On Thursday, when asked at a second news conference whether sexual assault had been discussed, Bach responded by saying: "I can assure you that all aspects of this case are being discussed with the Chinese side."

The IOC has championed its "quiet diplomacy." Its two calls with Peng, on Nov. 21 and Dec. 1, represent her only verified communication with people outside China since she posted the allegations and subsequently disappeared from public view.

Experts, though, have criticized those calls as "highly orchestrated" and "staged," and accused the IOC of "actively" amplifying Chinese propaganda. The Chinese government, they pointed out, has a long history of silencing high-profile dissenters and “erasing inconvenient truths,” then forcing the oppressed to appear on video to recant allegations, admit to crimes or tell the public that they are safe and well. In cases of international concern, the government often turns to foreign people and organizations to lend legitimacy.

When presented with the accusation that the IOC had sided with the Chinese government in Peng's case, Bach said Wednesday: "It's a clear no."

IOC can't 'give assurances' that Peng is free

Experts suspected the Chinese government had been involved in arranging the IOC's calls with Peng. When asked Wednesday for more details, Bach said the IOC had initiated contact with "the sports organization in China." (Much of Chinese sport is affiliated with the government.) He said that the presence of a Chinese Olympic official on the first video call, which many cited to support suspicions that Peng was not free from surveillance and coercion, was "to be able to give us, in case of need, some cultural background." When asked whether he'd consider adding a more independent participant to future calls with Peng, he said that the chair of the IOC Athletes' Commission, who joined the first call, was "as independent as somebody from another community." (This is not true.)

Bach also seemed to indicate that he himself was not part of the "IOC team" on the second call with Peng, but did not offer further details.

"All of us," he said "are having the same impression, that we could not feel her being under pressure.
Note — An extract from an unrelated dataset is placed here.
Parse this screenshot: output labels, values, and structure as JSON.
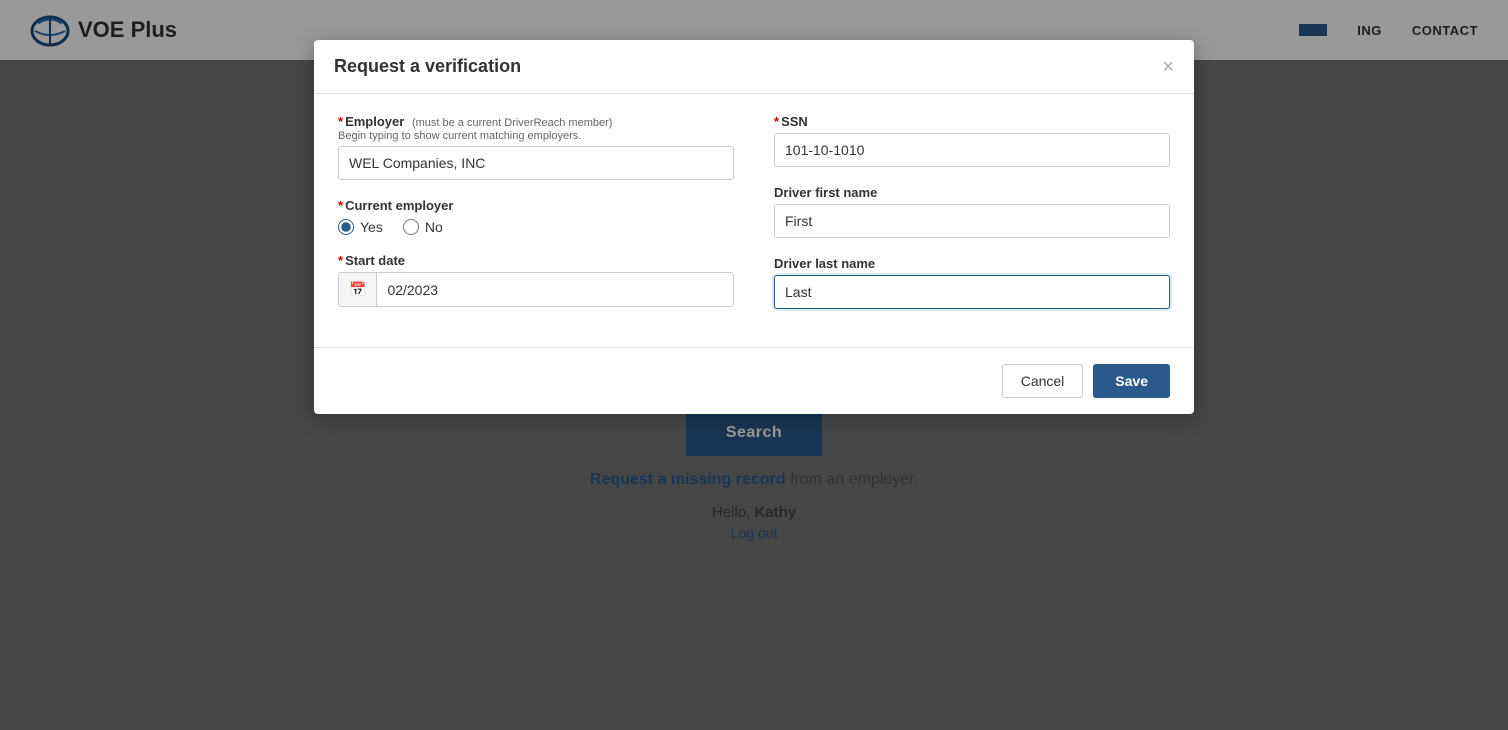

And for the rest, we can only report what she reported in the call."

IOC spokesman Mark Adams, however, acknowledged on Tuesday that the IOC could not "give assurances," does not "know the full facts" of the case, and does not know why others outside of China have not been able to reach Peng. Steve Simon, the head of the Women's Tennis Association, has made multiple efforts to contact her, but according to a WTA spokeswoman, "it was clear her responses were influenced by others." Simon, the spokeswoman said last week, remained "deeply concerned that Peng is not free from censorship or coercion and decided not to re-engage via email until he was satisfied her responses were her own, and not those of her censors."

Bach, on Wednesday, did not directly address suspicions of coercion, and did not address the Chinese government's sophisticated attempts to silence Peng. "Suspicions, you can have always and about everything," he said somewhat dismissively.

He argued that the IOC has "achieved so far with these talks what we could be reasonably be expected to achieve," and said that it will continue to support Peng moving forward.